Roasting those carrots as opposed to eating them raw could drastically change your gut bacteria, a new study finds.
In research conducted in both mice and humans, scientists found that eating cooked food not only changed the bacteria in our bodies – collectively known as the microbiome – but whether these microbes’ genes were turned ‘on’ or ‘off’.
Researchers say this is because eating cooked food can boost your gut health while many raw foods contain compounds that kill microorganisms, meaning a lot of our intestinal bacteria is destroyed.
The team, led by the University of California San Francisco, says the findings help us understand which foods leave us with the most beneficial bacteria in our bodies and how our microbiomes evolved as early humans learned how to cook food.
‘Our lab and others have studied how different kinds of diet – such as vegetarian versus meat-based diets – impact the microbiome,’ said senior author Dr Peter Turnbaugh, an associate professor of microbiology and immunology at UCSF.
‘We were surprised to discover that no one had studied the fundamental question of how cooking itself alters the composition of the microbial ecosystems in our guts.’

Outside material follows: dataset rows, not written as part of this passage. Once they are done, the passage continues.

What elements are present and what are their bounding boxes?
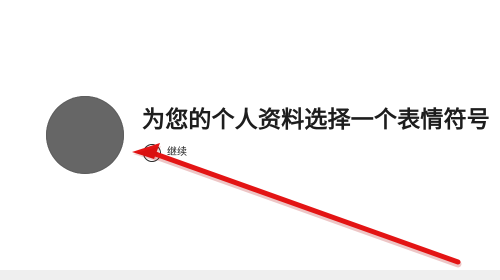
page-title: 为您的个人资料选择一个表情符号: [142, 107, 490, 133]
button-a-icon: A: [143, 144, 161, 162]
arrow-shaft: [143, 149, 462, 268]
continue-button[interactable]: A 继续: [143, 143, 187, 163]
emoji-profile-screen: 为您的个人资料选择一个表情符号 A 继续: [0, 0, 500, 280]
arrow-shaft-main: [144, 148, 461, 265]
avatar[interactable]: [46, 96, 124, 174]
continue-label: 继续: [167, 147, 187, 158]
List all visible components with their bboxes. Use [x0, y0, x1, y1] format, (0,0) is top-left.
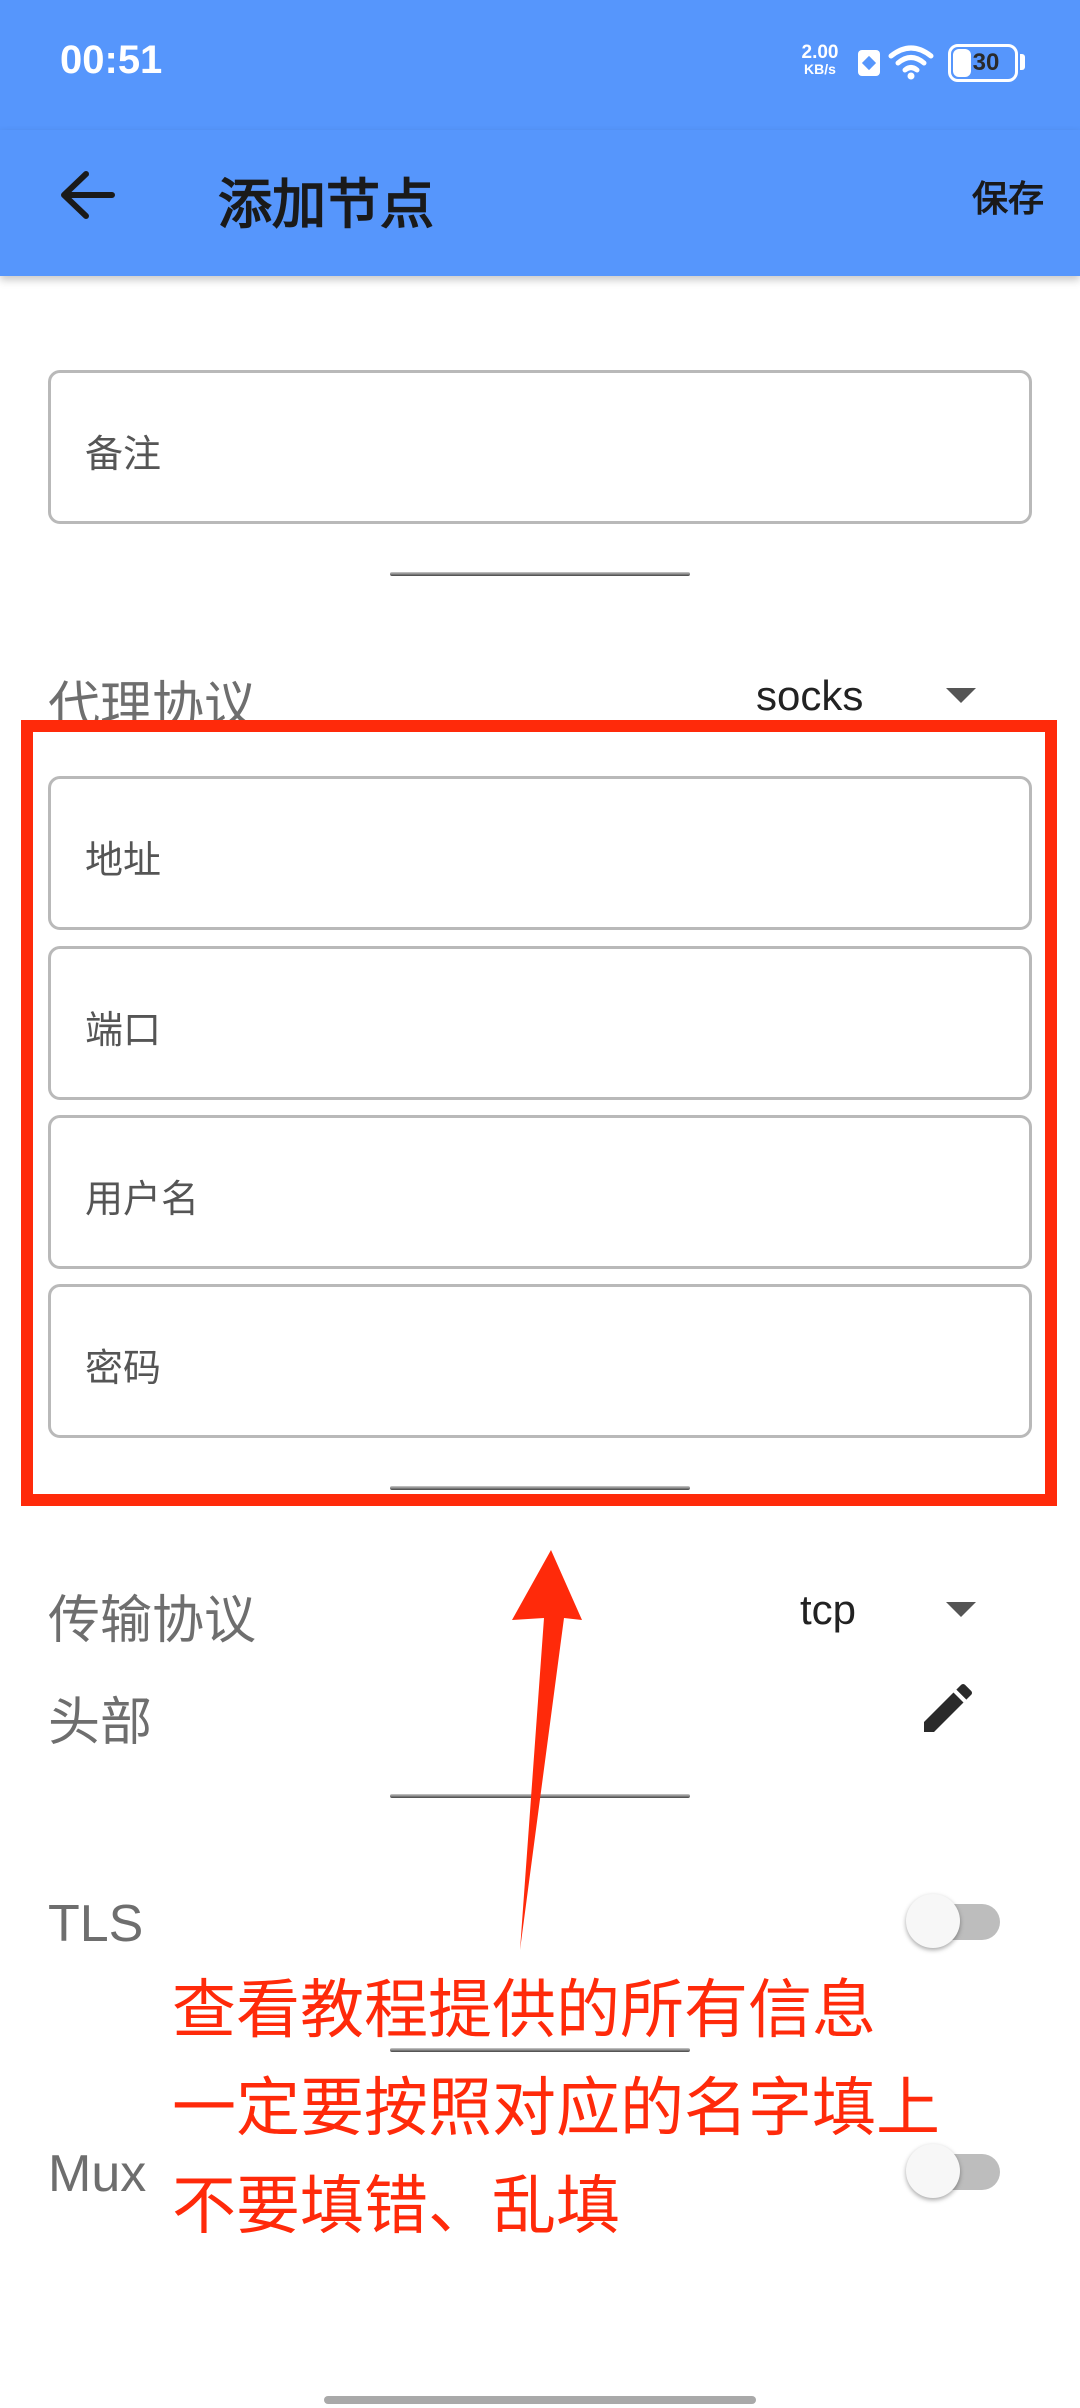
network-speed-value: 2.00: [801, 42, 839, 63]
sim-card-icon: [858, 50, 880, 76]
status-time: 00:51: [60, 38, 163, 82]
status-bar: 00:51 2.00 KB/s 30: [0, 0, 1080, 130]
annotation-highlight-box: [21, 720, 1057, 1506]
remarks-placeholder: 备注: [85, 432, 162, 476]
battery-level: 30: [972, 49, 1000, 76]
battery-icon: 30: [948, 44, 1018, 82]
annotation-arrow-icon: [512, 1550, 582, 1950]
app-bar: 添加节点 保存: [0, 130, 1080, 276]
proxy-protocol-dropdown-icon[interactable]: [946, 688, 976, 703]
page-title: 添加节点: [218, 173, 434, 236]
annotation-text: 查看教程提供的所有信息 一定要按照对应的名字填上 不要填错、乱填: [172, 1962, 940, 2256]
network-speed-unit: KB/s: [804, 61, 836, 77]
annotation-line-1: 查看教程提供的所有信息: [172, 1974, 876, 2048]
transport-protocol-label: 传输协议: [48, 1591, 257, 1651]
wifi-icon: [888, 45, 934, 80]
transport-protocol-select[interactable]: tcp: [800, 1586, 856, 1634]
annotation-line-2: 一定要按照对应的名字填上: [172, 2072, 940, 2146]
remarks-field[interactable]: 备注: [48, 370, 1032, 524]
tls-toggle[interactable]: [906, 1894, 1002, 1948]
annotation-line-3: 不要填错、乱填: [172, 2170, 620, 2244]
mux-label: Mux: [48, 2145, 147, 2203]
home-indicator[interactable]: [324, 2396, 756, 2404]
transport-protocol-dropdown-icon[interactable]: [946, 1602, 976, 1617]
pencil-icon[interactable]: [916, 1676, 980, 1740]
save-button[interactable]: 保存: [972, 170, 1044, 222]
tls-toggle-thumb: [906, 1894, 960, 1948]
battery-cap: [1020, 54, 1025, 70]
network-speed-indicator: 2.00 KB/s: [790, 42, 850, 77]
proxy-protocol-select[interactable]: socks: [756, 672, 863, 720]
section-divider: [390, 572, 690, 576]
tls-label: TLS: [48, 1895, 144, 1953]
back-arrow-icon[interactable]: [52, 160, 122, 230]
header-label: 头部: [48, 1693, 153, 1753]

For the study, published in the journal Nature Microbiology, the team split mice into four groups.
The rodents were fed one of four diets: raw meat, cooked meat, raw sweet potatoes or cooked sweet potatoes.
Researchers found, to their surprise, that there was no difference in the microbiomes of mice who ate raw meat versus cooked meat.
However, there was a significant difference between the mice who ate raw sweet potatoes and cooked sweet potatoes.
Not only was the bacteria in their bodies different, but also whether certain genes were ‘on’ or ‘off’ and the metabolic products – such as waste – produced by the body.
When the team did the same experiment with an assortment of vegetables – including white potatoes, corn, peas, carrots and beets – they got the same results.
Researchers say one of the reasons for these changes is that several raw foods contain antimicrobial compounds that damage or kill bacteria in our bodies.
‘We were surprised to see that the differences were not only due to changing carbohydrate metabolism but also may be driven by the chemicals found in plants,’ Dr Turnbaugh said.
‘To me, this really highlights the importance of considering the other components of our diet and how they impact gut bacteria.’
UCSF researchers wanted to see if similar microbiome changes would occur in humans and partnered with a professional chef to prepare raw and cooked menus.
Participants tried each diet for three days in random order and then provided stool samples.
The samples revealed that the microbiomes of those who ate a raw diet versus a cooked diet were distinctly different.
‘It was exciting to see that the impact of cooking we see in rodents is also relevant to humans, although interestingly, the specifics of how the microbiome was affected differed between the two species,’ Dr Turnbaugh said.
‘We’re very interested in doing larger and longer intervention and observational studies in humans to understand the impact of longer-term dietary changes.’